Introduction de l'ouvrage
 

Notre cher Président honoraire, M. Patin, veut bien détacher pour nous la présente traduction de la Théogonie d'une traduction complète des poèmes hésiodiques qu'il a depuis longtemps écrite et qui n'avait pas encore été publiée. Il nous promet la suite de son travail pour notre prochain Annuaire. Nous accueillons ce don et cette promesse avec une juste reconnaissance, à laquelle nos lecteurs ne manqueront pas de s'associer. La nouvelle version do la Théogonie a été revue sur l'édition du texte grec donnée, en 1856, à Berlin, par Edouard Gerhard. Accommodée, autant qu'il se pouvait, aux exigences de la critique moderne par une scrupuleuse reproduction des noms propres et des formules familières à la vieille poésie épique, elle conserve néanmoins un caractère surtout littéraire. Comme on n'y joignait point de notes, on n'a pas voulu non plus y tenir compte des transpositions ou suppressions de vers que peut suggérer une étude de ce poème au point de vue mythologique; on n'a songé qu'à mettre aux mains des amateurs une version fidèle du texte tel que l'a conservé la tradition des manuscrits.

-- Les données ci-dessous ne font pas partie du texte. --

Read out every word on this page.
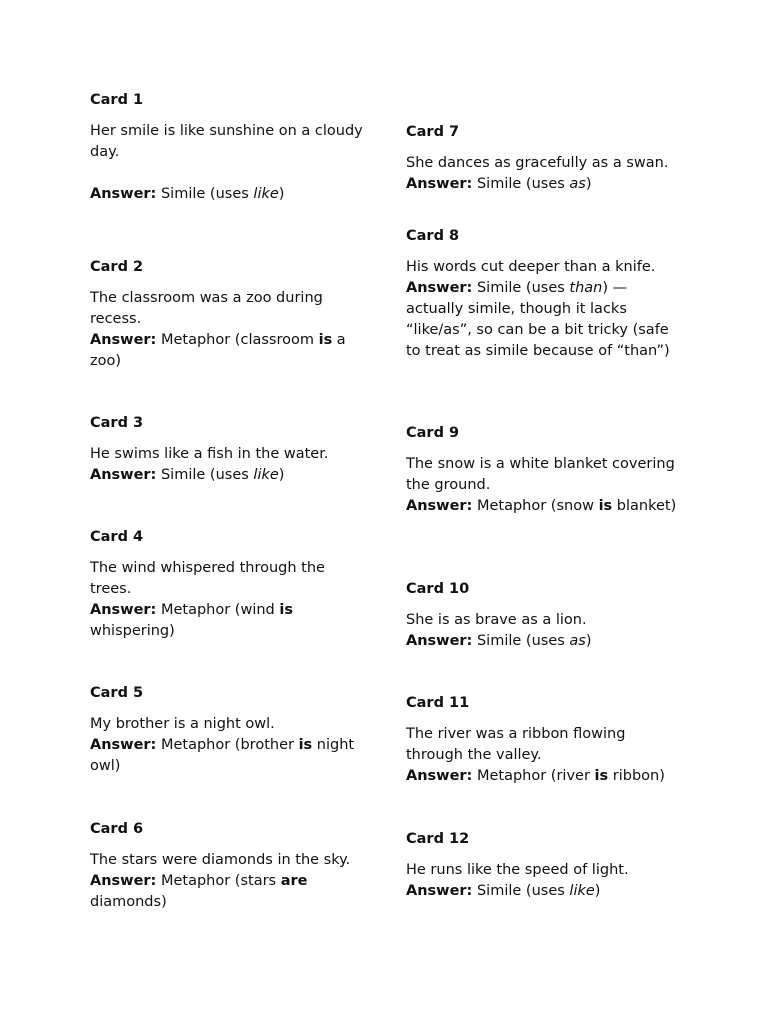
Card 1

Her smile is like sunshine on a cloudy day.

Answer: Simile (uses like)

Card 2

The classroom was a zoo during recess.

Answer: Metaphor (classroom is a zoo)

Card 3

He swims like a fish in the water.

Answer: Simile (uses like)

Card 4

The wind whispered through the trees.

Answer: Metaphor (wind is whispering)

Card 5

My brother is a night owl.

Answer: Metaphor (brother is night owl)

Card 6

The stars were diamonds in the sky.

Answer: Metaphor (stars are diamonds)

Card 7

She dances as gracefully as a swan.

Answer: Simile (uses as)

Card 8

His words cut deeper than a knife.

Answer: Simile (uses than) — actually simile, though it lacks “like/as”, so can be a bit tricky (safe to treat as simile because of “than”)

Card 9

The snow is a white blanket covering the ground.

Answer: Metaphor (snow is blanket)

Card 10

She is as brave as a lion.

Answer: Simile (uses as)

Card 11

The river was a ribbon flowing through the valley.

Answer: Metaphor (river is ribbon)

Card 12

He runs like the speed of light.

Answer: Simile (uses like)
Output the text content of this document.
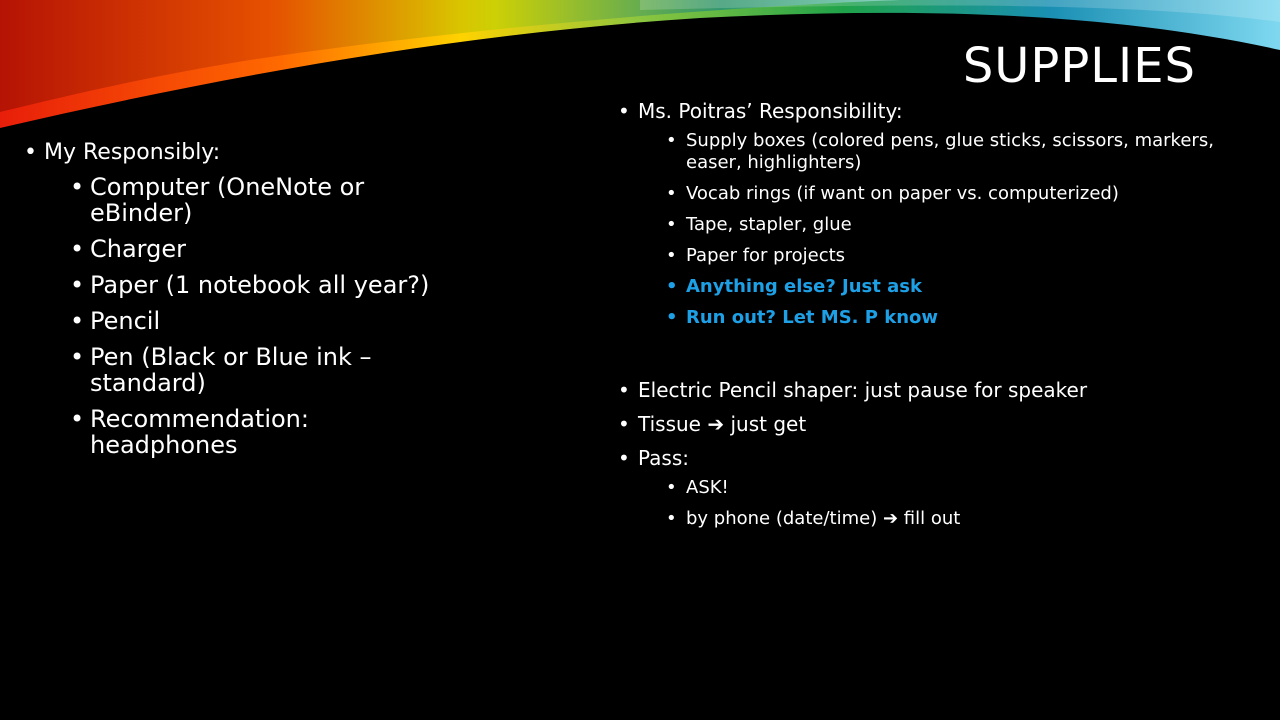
SUPPLIES
• My Responsibly:
• Computer (OneNote or eBinder)
• Charger
• Paper (1 notebook all year?)
• Pencil
• Pen (Black or Blue ink – standard)
• Recommendation: headphones
• Ms. Poitras’ Responsibility:
• Supply boxes (colored pens, glue sticks, scissors, markers, easer, highlighters)
• Vocab rings (if want on paper vs. computerized)
• Tape, stapler, glue
• Paper for projects
• Anything else? Just ask
• Run out? Let MS. P know
• Electric Pencil shaper: just pause for speaker
• Tissue ➔ just get
• Pass:
• ASK!
• by phone (date/time) ➔ fill out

Commençons notre chant par les Muses, habitantes du haut et divin Hélicon, qui, près d'une noire fontaine, devant l'autel du puissant fils de Cronos, mènent des danses légères ; qui, après avoir baigné leur beau corps dans les eaux du Permesse, de l'Hippocrène, du divin Olmoeios, couronnent de chœurs gracieux, ravissants, les sommets do la montagne sacrée et les foulent sous leurs pieds agiles. C'est de là qu'elles descendent, lorsque, la nuit, dans un nuage, elles s'en vont parcourir la terre, faisant retentir au loin leur voix harmonieuse. Elles chantent Zeus qui s'arme de l'égide, Héra qui règne dans Argos et marche sur une chaussure dorée, la fille du roi des dieux, Athénée aux yeux d'azur, Apollon et sa sœur la chasseresse Artémis, Poséidon, ce dieu dont les eaux embrassent la terre, dont le sceptre l'ébranle, la vénérable Thémis, Aphrodite aux doux regards, Hébé à la couronne d'or, la belle Dionée, l'Aurore, le grand Hélios, la brillante Séléné, et Latone, et Japet, et Cronos aux rusés conseils, la Terre, le vaste Océan, la Nuit obscure, la race des autres dieux immortels. Elles-mêmes elles enseignèrent leurs beaux chants à Hésiode, tandis qu'il paissait son troupeau au pied du divin Hélicon; et voici comme me parlèrent ces déesses de l'Olympe, ces filles de Jupiter : « Pasteurs qui dormez dans les champs, race grossière et brutale, nous savons des histoires mensongères qui ressemblent à la vérité; nous pouvons aussi, quand il nous plaît, en raconter de véritables. » Ainsi dirent les filles éloquentes du grand Zeus, et elles placèrent dans mes mains un sceptre merveilleux, un verdoyant rameau d'olivier; elles me soufflèrent une voix divine, pour annoncer ce qui doit être et ce qui fut; elles m'ordonnèrent de célébrer la race des immortels, les bienheureux habitants du ciel, elles surtout, dont la louange devait toujours ouvrir et terminer mes chants. Mais c'est assez discourir, comme l'on dit, sur le chêne et sur la pierre.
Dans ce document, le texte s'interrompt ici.